J Dent Res
In this review, we have examined several lines of evidence demonstrating the significance of cell-cycle regulatory mechanisms in cancer development as well as in stem cell maintenance and differentiation. It is generally considered that cancer cells are quite different from stem cells, since they are generated from fully differentiated cells. However, two important cellular and molecular similarities between cancer cells and stem cells provide scientific justification for how studying stem cell models can be beneficial in understanding cancer biology. First, cancer cells share many molecular pathways that are important in the maintenance and differentiation of stem cells. Second, evidence supports that genesis of cancer cells may involve a de-differentiation process, which eventually causes terminally differentiated cellular phenotypes to revert to a stem-cell-like state. This involves reactivation or inactivation of key molecular and cellular pathways that resemble those in stem cells. In addition, the emerging concept of cancer stem cells provides us with sufficient justification to use stem cells as a proper experimental model to understand the mechanism of the genesis and development of cancers. As reviewed in this article, CDK2AP1 is involved in both cancer development and stem cell fate. Moreover, CDK2AP1 is emerging as one of the key molecules involved in the interplay between cell-cycle regulation and epigenetic regulation. CDK2AP1 may potentially be regulating molecular networks, rendering mutual intra-regulatory influences. It is intriguing that a given cell-cycle regulator, such as CDK2AP1, has a dual role in cell-cycle and epigenetic control.

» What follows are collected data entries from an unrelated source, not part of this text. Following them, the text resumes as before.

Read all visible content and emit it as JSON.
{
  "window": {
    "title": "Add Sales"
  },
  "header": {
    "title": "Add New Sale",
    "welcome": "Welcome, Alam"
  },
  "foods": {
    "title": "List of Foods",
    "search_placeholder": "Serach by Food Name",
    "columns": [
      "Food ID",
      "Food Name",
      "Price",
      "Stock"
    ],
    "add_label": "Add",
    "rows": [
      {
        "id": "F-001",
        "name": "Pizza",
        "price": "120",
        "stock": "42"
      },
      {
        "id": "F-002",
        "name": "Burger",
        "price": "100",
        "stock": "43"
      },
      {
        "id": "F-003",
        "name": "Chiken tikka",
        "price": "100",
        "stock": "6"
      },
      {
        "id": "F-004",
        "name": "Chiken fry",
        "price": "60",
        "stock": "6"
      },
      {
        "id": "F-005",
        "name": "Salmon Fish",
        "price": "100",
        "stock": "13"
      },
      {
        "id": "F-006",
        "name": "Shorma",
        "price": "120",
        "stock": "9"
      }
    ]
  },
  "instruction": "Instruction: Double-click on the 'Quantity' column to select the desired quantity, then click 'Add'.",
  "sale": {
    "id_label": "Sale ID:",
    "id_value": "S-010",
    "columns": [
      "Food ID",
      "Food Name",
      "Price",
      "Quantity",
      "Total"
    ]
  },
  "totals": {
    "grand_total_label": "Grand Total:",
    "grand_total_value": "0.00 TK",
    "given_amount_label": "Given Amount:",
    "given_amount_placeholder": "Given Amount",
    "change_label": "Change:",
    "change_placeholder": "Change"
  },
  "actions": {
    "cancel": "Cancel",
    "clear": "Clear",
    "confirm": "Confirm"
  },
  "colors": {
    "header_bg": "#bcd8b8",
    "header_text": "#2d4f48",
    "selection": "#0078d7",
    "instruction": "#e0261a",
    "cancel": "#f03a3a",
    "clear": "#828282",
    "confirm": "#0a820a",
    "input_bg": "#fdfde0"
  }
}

Cancer research has been devoted toward an understanding of the molecular regulation and functional significance of cell-cycle regulators in the pathogenesis and development of cancers. Cyclin-dependent Kinase 2-associated Protein 1 (CDK2AP1) is one such cell-cycle regulator, originally identified as a growth suppressor and a prognostic marker for human oral/head and neck cancers. Functional importance and the molecular mechanism of CDK2AP1-mediated cell-cycle regulation have been documented over the years. Recent progress has shown that CDK2AP1 is a competency factor in embryonic stem cell differentiation. Deletion of CDK2AP1 leads to early embryonic lethality, potentially through altered differentiation capability of embryonic stem cells. More intriguingly, CDK2AP1 exerts its effect on stem cell maintenance/differentiation through epigenetic regulation. Cancer cells and stem cells share common cellular characteristics, most prominently in maintaining high proliferative potential through an unconventional cell-cycle regulatory mechanism. Cross-talk between cellular processes and molecular signaling pathways is frequent in any biological system. Currently, it remains largely elusive how cell-cycle regulation is mechanistically linked to epigenetic control. Understanding the molecular mechanism underlying CDK2AP1-mediated cell-cycle regulation and epigenetic control will set an example for establishing a novel and effective molecular link between these two important regulatory mechanisms.